A similar mesovortex tornado occurred earlier west of Lawrence, KS just after 1 a.m. CDT from the same bow echo in an earlier stage, and another mesovortex tornado occurred later in southern Missouri (around 6 a.m. CDT) from a different bow echo segment that caused some damage in the town of Ava, southeast of Springfield. In both cases (not shown), the tornadoes were associated with a subtle inflow notch at the front of the squall line near or just north of the bow apex. Again, it should be emphasized that bow echo/mesovortex tornadoes are difficult to detect on radar (they are small and form quickly), and are generally impossible to see at all when located at distances more than 40-50 miles from the radar. This makes specific local tornado warnings by NWS meteorologists difficult to do, which is something the public needs to know and understand.
Jon Davies - 5/3/08
Southeast KS supercell chase 5/1/08
Shawna Helt and I storm chased in southeast Kansas Thursday evening before coming back to the Kansas City area ahead of the damaging bow echo that hit town with embedded tornadoes (see a later post that I'll get to after this one). With all the weather in the KC area that evening , including a supercell mesocyclone that passed very near our house NW of Trimble, we could have saved alot of gas had we just stayed put. :-)

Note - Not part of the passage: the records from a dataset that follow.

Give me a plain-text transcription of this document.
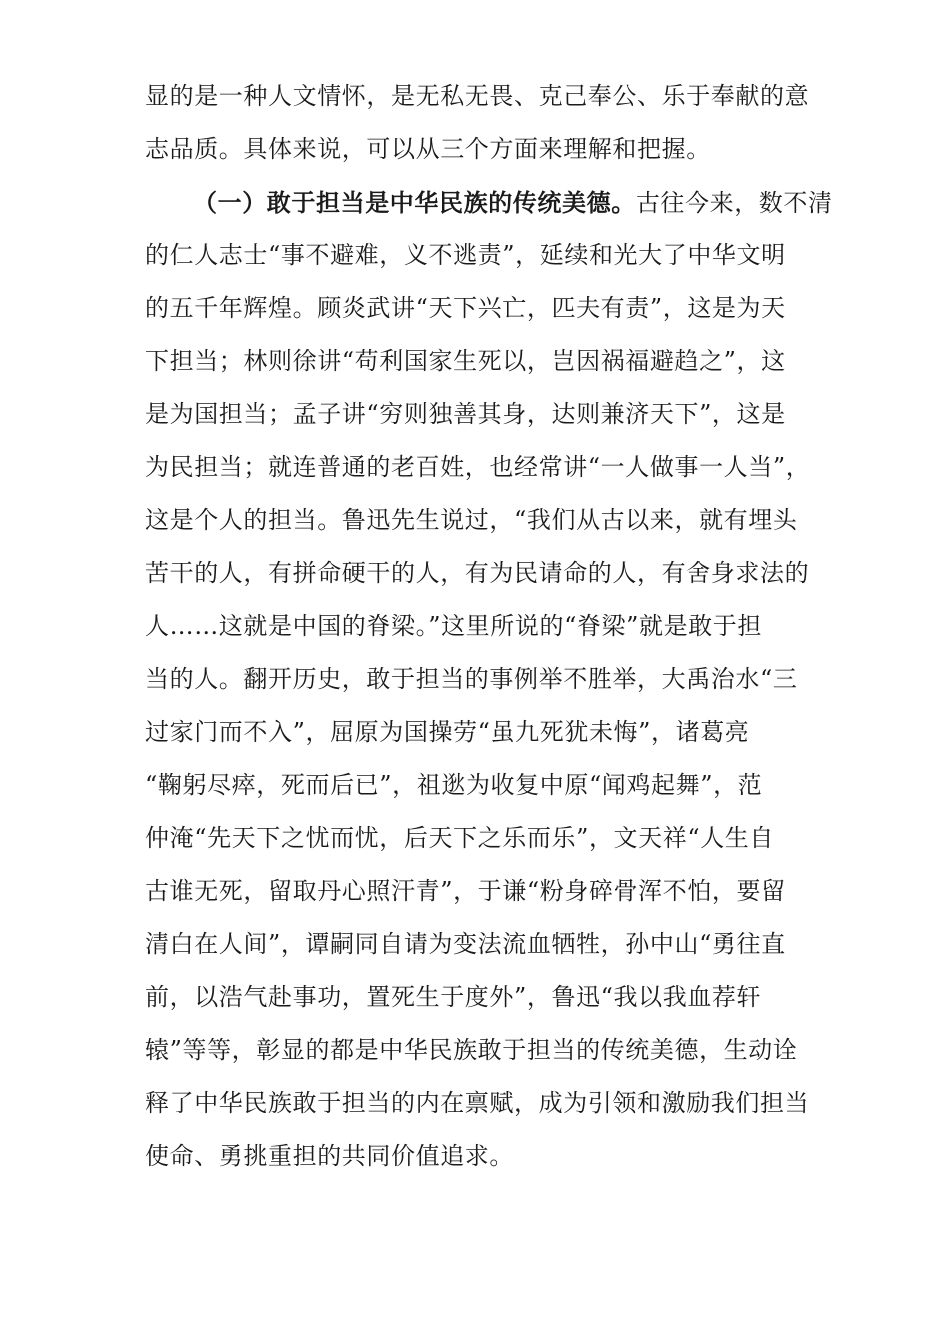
显的是一种人文情怀，是无私无畏、克己奉公、乐于奉献的意
志品质。具体来说，可以从三个方面来理解和把握。
（一）敢于担当是中华民族的传统美德。古往今来，数不清
的仁人志士“事不避难，义不逃责”，延续和光大了中华文明
的五千年辉煌。顾炎武讲“天下兴亡，匹夫有责”，这是为天
下担当；林则徐讲“苟利国家生死以，岂因祸福避趋之”，这
是为国担当；孟子讲“穷则独善其身，达则兼济天下”，这是
为民担当；就连普通的老百姓，也经常讲“一人做事一人当”，
这是个人的担当。鲁迅先生说过，“我们从古以来，就有埋头
苦干的人，有拼命硬干的人，有为民请命的人，有舍身求法的
人……这就是中国的脊梁。”这里所说的“脊梁”就是敢于担
当的人。翻开历史，敢于担当的事例举不胜举，大禹治水“三
过家门而不入”，屈原为国操劳“虽九死犹未悔”，诸葛亮
“鞠躬尽瘁，死而后已”，祖逖为收复中原“闻鸡起舞”，范
仲淹“先天下之忧而忧，后天下之乐而乐”，文天祥“人生自
古谁无死，留取丹心照汗青”，于谦“粉身碎骨浑不怕，要留
清白在人间”，谭嗣同自请为变法流血牺牲，孙中山“勇往直
前，以浩气赴事功，置死生于度外”，鲁迅“我以我血荐轩
辕”等等，彰显的都是中华民族敢于担当的传统美德，生动诠
释了中华民族敢于担当的内在禀赋，成为引领和激励我们担当
使命、勇挑重担的共同价值追求。
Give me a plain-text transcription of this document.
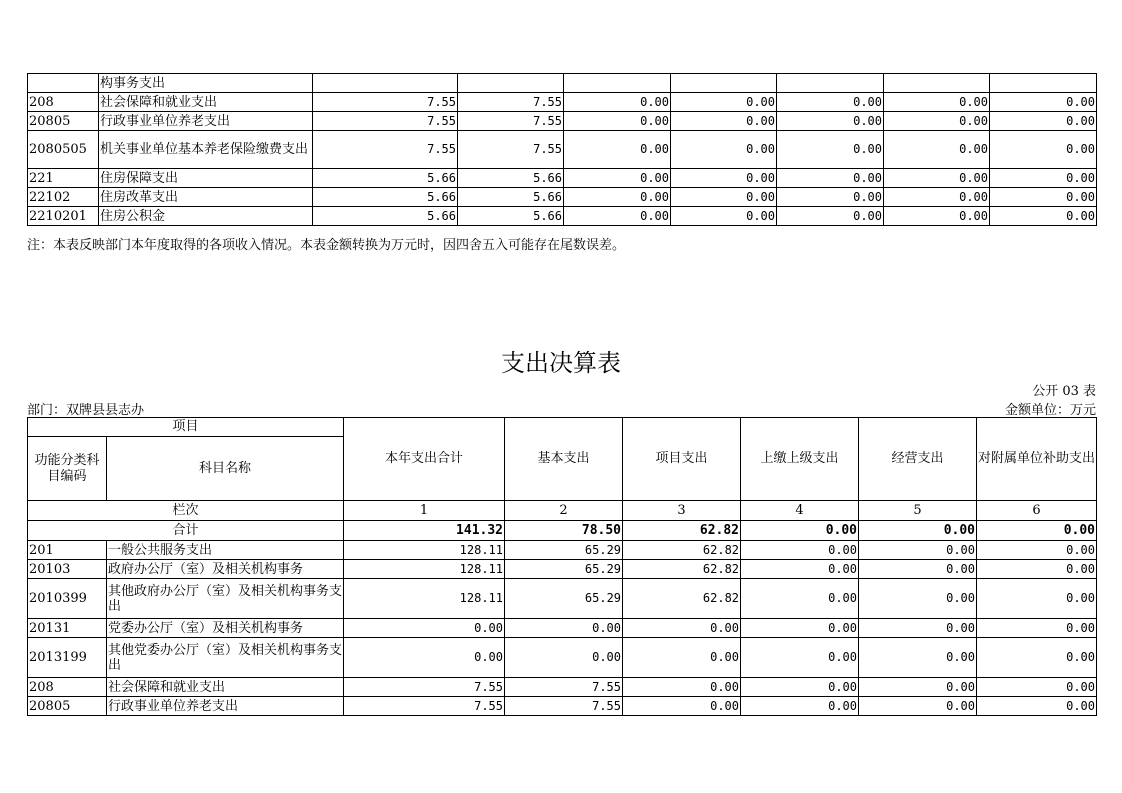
	构事务支出							
208	社会保障和就业支出	7.55	7.55	0.00	0.00	0.00	0.00	0.00
20805	行政事业单位养老支出	7.55	7.55	0.00	0.00	0.00	0.00	0.00
2080505	机关事业单位基本养老保险缴费支出	7.55	7.55	0.00	0.00	0.00	0.00	0.00
221	住房保障支出	5.66	5.66	0.00	0.00	0.00	0.00	0.00
22102	住房改革支出	5.66	5.66	0.00	0.00	0.00	0.00	0.00
2210201	住房公积金	5.66	5.66	0.00	0.00	0.00	0.00	0.00
注：本表反映部门本年度取得的各项收入情况。本表金额转换为万元时，因四舍五入可能存在尾数误差。
支出决算表
公开 03 表
部门：双牌县县志办	金额单位：万元
项目		本年支出合计	基本支出	项目支出	上缴上级支出	经营支出	对附属单位补助支出
功能分类科目编码	科目名称						
栏次		1	2	3	4	5	6
合计		141.32	78.50	62.82	0.00	0.00	0.00
201	一般公共服务支出	128.11	65.29	62.82	0.00	0.00	0.00
20103	政府办公厅（室）及相关机构事务	128.11	65.29	62.82	0.00	0.00	0.00
2010399	其他政府办公厅（室）及相关机构事务支出	128.11	65.29	62.82	0.00	0.00	0.00
20131	党委办公厅（室）及相关机构事务	0.00	0.00	0.00	0.00	0.00	0.00
2013199	其他党委办公厅（室）及相关机构事务支出	0.00	0.00	0.00	0.00	0.00	0.00
208	社会保障和就业支出	7.55	7.55	0.00	0.00	0.00	0.00
20805	行政事业单位养老支出	7.55	7.55	0.00	0.00	0.00	0.00
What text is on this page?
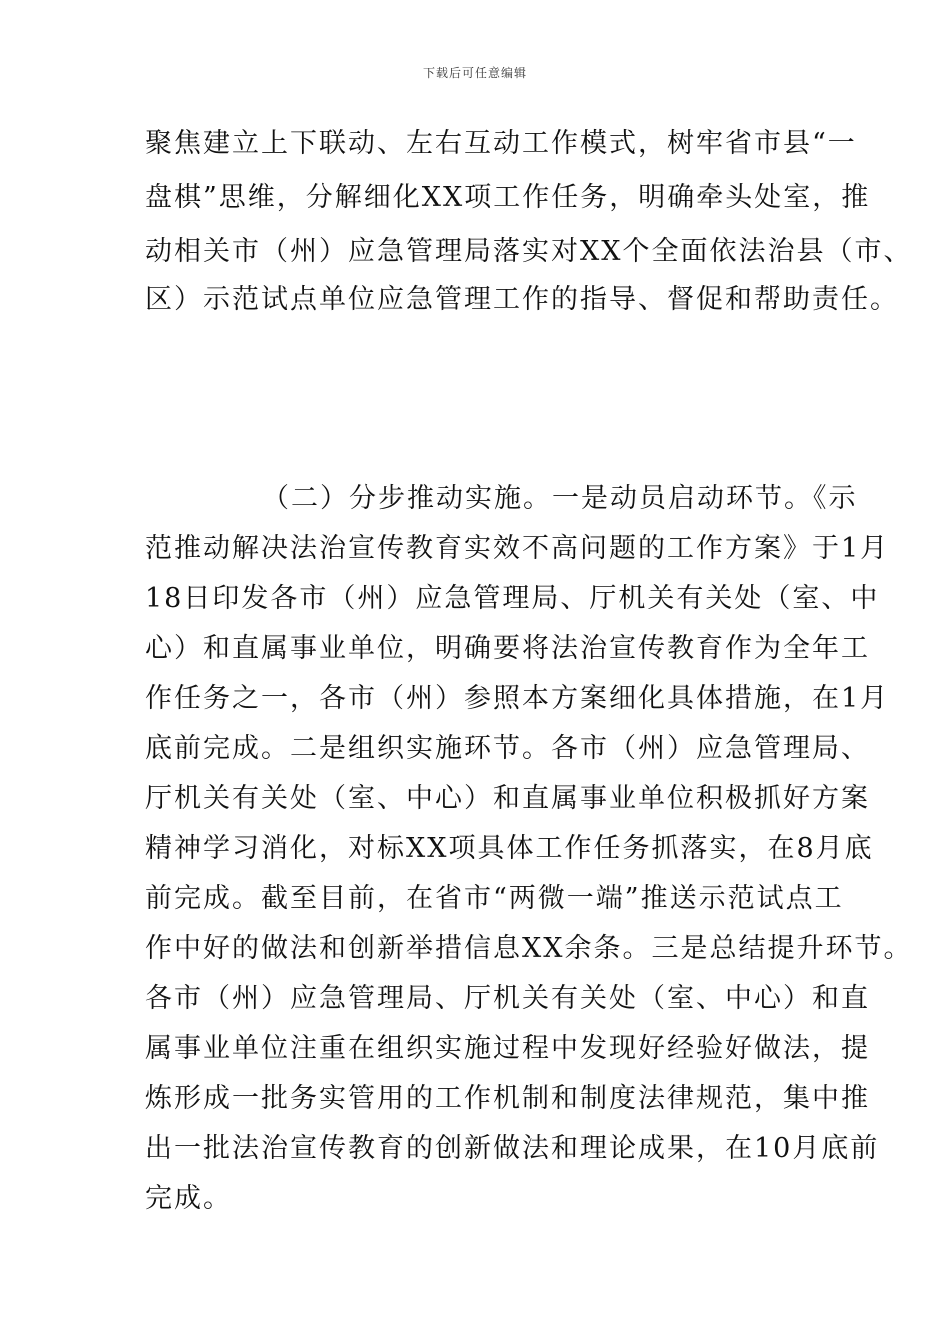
下载后可任意编辑
聚焦建立上下联动、左右互动工作模式，树牢省市县“一
盘棋”思维，分解细化XX项工作任务，明确牵头处室，推
动相关市（州）应急管理局落实对XX个全面依法治县（市、
区）示范试点单位应急管理工作的指导、督促和帮助责任。
（二）分步推动实施。一是动员启动环节。《示
范推动解决法治宣传教育实效不高问题的工作方案》于1月
18日印发各市（州）应急管理局、厅机关有关处（室、中
心）和直属事业单位，明确要将法治宣传教育作为全年工
作任务之一，各市（州）参照本方案细化具体措施，在1月
底前完成。二是组织实施环节。各市（州）应急管理局、
厅机关有关处（室、中心）和直属事业单位积极抓好方案
精神学习消化，对标XX项具体工作任务抓落实，在8月底
前完成。截至目前，在省市“两微一端”推送示范试点工
作中好的做法和创新举措信息XX余条。三是总结提升环节。
各市（州）应急管理局、厅机关有关处（室、中心）和直
属事业单位注重在组织实施过程中发现好经验好做法，提
炼形成一批务实管用的工作机制和制度法律规范，集中推
出一批法治宣传教育的创新做法和理论成果，在10月底前
完成。
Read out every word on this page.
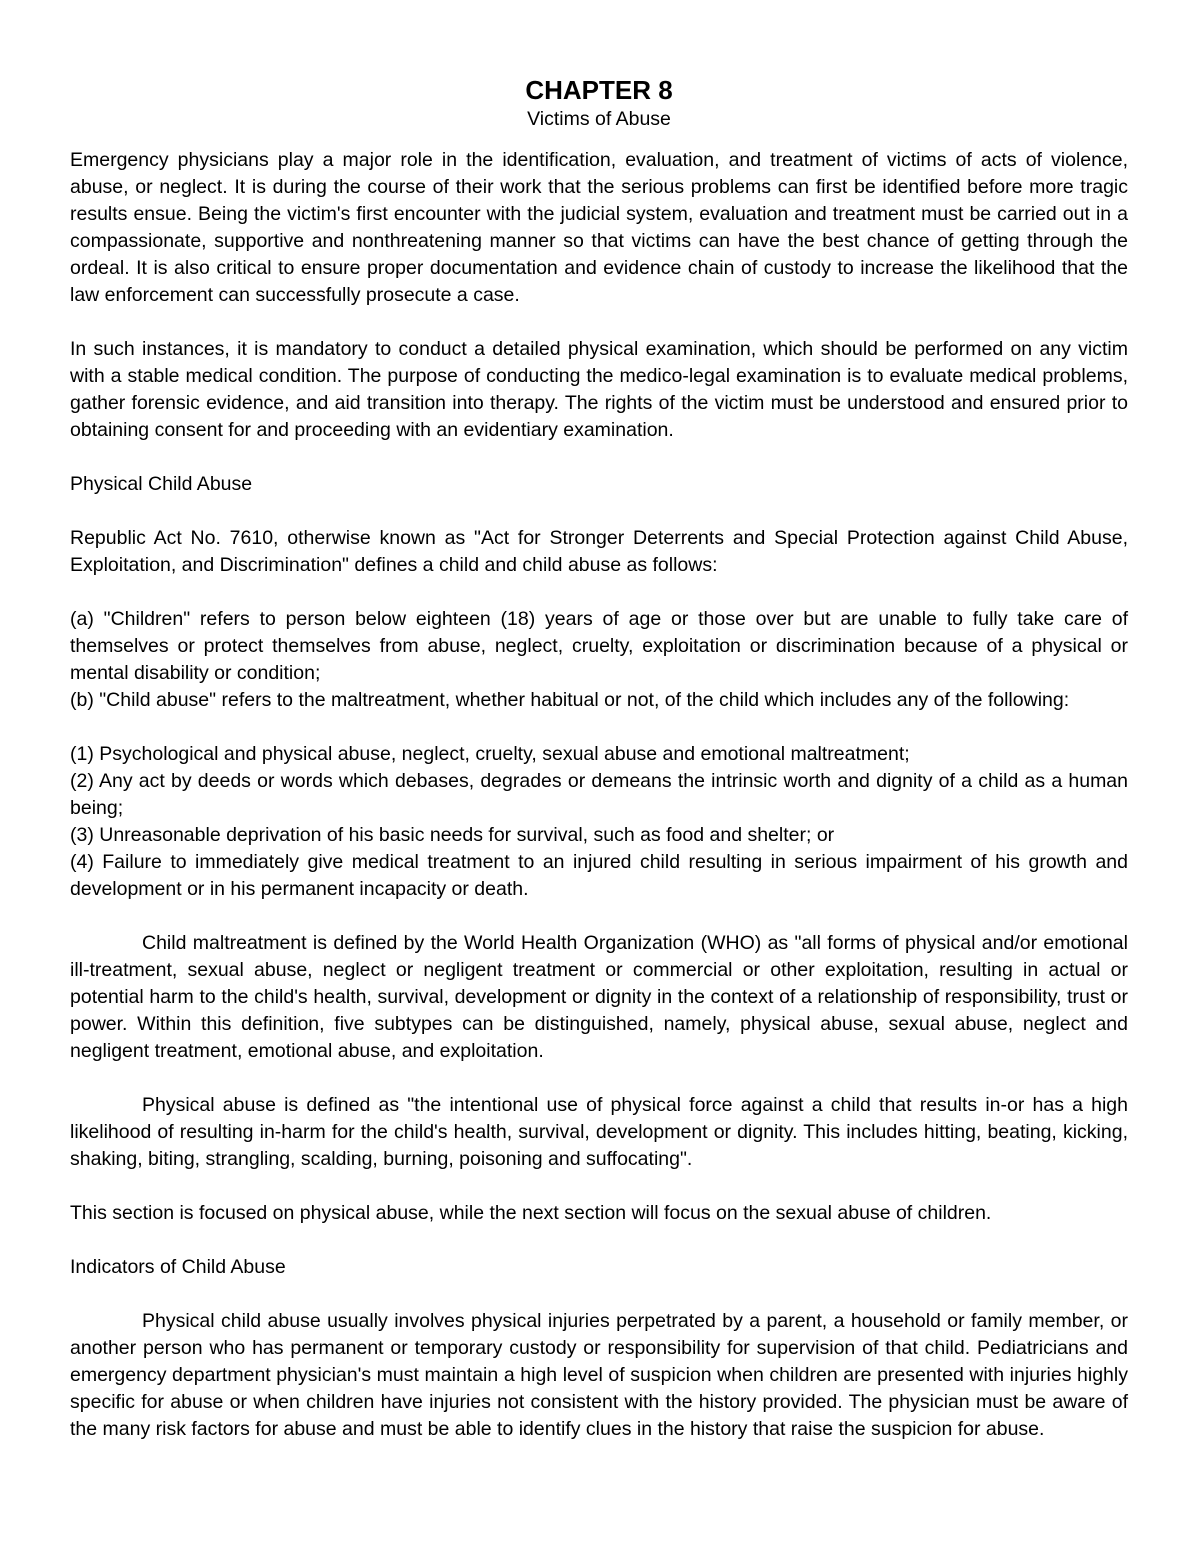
CHAPTER 8
Victims of Abuse

Emergency physicians play a major role in the identification, evaluation, and treatment of victims of acts of violence, abuse, or neglect. It is during the course of their work that the serious problems can first be identified before more tragic results ensue. Being the victim's first encounter with the judicial system, evaluation and treatment must be carried out in a compassionate, supportive and nonthreatening manner so that victims can have the best chance of getting through the ordeal. It is also critical to ensure proper documentation and evidence chain of custody to increase the likelihood that the law enforcement can successfully prosecute a case.

In such instances, it is mandatory to conduct a detailed physical examination, which should be performed on any victim with a stable medical condition. The purpose of conducting the medico-legal examination is to evaluate medical problems, gather forensic evidence, and aid transition into therapy. The rights of the victim must be understood and ensured prior to obtaining consent for and proceeding with an evidentiary examination.

Physical Child Abuse

Republic Act No. 7610, otherwise known as "Act for Stronger Deterrents and Special Protection against Child Abuse, Exploitation, and Discrimination" defines a child and child abuse as follows:

(a) "Children" refers to person below eighteen (18) years of age or those over but are unable to fully take care of themselves or protect themselves from abuse, neglect, cruelty, exploitation or discrimination because of a physical or mental disability or condition;

(b) "Child abuse" refers to the maltreatment, whether habitual or not, of the child which includes any of the following:

(1) Psychological and physical abuse, neglect, cruelty, sexual abuse and emotional maltreatment;

(2) Any act by deeds or words which debases, degrades or demeans the intrinsic worth and dignity of a child as a human being;

(3) Unreasonable deprivation of his basic needs for survival, such as food and shelter; or

(4) Failure to immediately give medical treatment to an injured child resulting in serious impairment of his growth and development or in his permanent incapacity or death.

Child maltreatment is defined by the World Health Organization (WHO) as "all forms of physical and/or emotional ill-treatment, sexual abuse, neglect or negligent treatment or commercial or other exploitation, resulting in actual or potential harm to the child's health, survival, development or dignity in the context of a relationship of responsibility, trust or power. Within this definition, five subtypes can be distinguished, namely, physical abuse, sexual abuse, neglect and negligent treatment, emotional abuse, and exploitation.

Physical abuse is defined as "the intentional use of physical force against a child that results in-or has a high likelihood of resulting in-harm for the child's health, survival, development or dignity. This includes hitting, beating, kicking, shaking, biting, strangling, scalding, burning, poisoning and suffocating".

This section is focused on physical abuse, while the next section will focus on the sexual abuse of children.

Indicators of Child Abuse

Physical child abuse usually involves physical injuries perpetrated by a parent, a household or family member, or another person who has permanent or temporary custody or responsibility for supervision of that child. Pediatricians and emergency department physician's must maintain a high level of suspicion when children are presented with injuries highly specific for abuse or when children have injuries not consistent with the history provided. The physician must be aware of the many risk factors for abuse and must be able to identify clues in the history that raise the suspicion for abuse.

Anyway, our chase in southeast Kansas in the Fredonia-Chanute area yielded some nice views of supercells and mesocylones, and one possible brief tornado. The first photo above shows a supercell with inflow bands and some lowerings viewed to the southwest from just east of Fredonia, KS around 7:30 p.m. CDT. The 2nd two images (one full, one zoomed) show a lowering and possible brief funnel or tornado in the distance from another supercell that had formed behind the earlier one. These last two images were a westward view from south of Altoona, KS shortly after 8:30 p.m. CDT. It was good to get out in the field on a real chase, but a little frustrating with the storms going on closer to KC and home.
Thursday was an interesting day. Why did the storm west of Tulsa in Oklahoma produce tornadoes, while those in southeast Kansas struggled to do the same? It's hard to say. Post analysis suggests that low-level shear and helicity may have been stronger farther south, but that's not clear. Also, for whatever reason, in the Fredonia area, new cells would form behind each supercell we watched and then appear to interfere with progressive structure and maturation of the older storm. Many questions. There was also a prolific "cold core" tornado event in extreme northwest Iowa east of the surface low and cold core midlevel low with many online photos of impressive tornadoes there.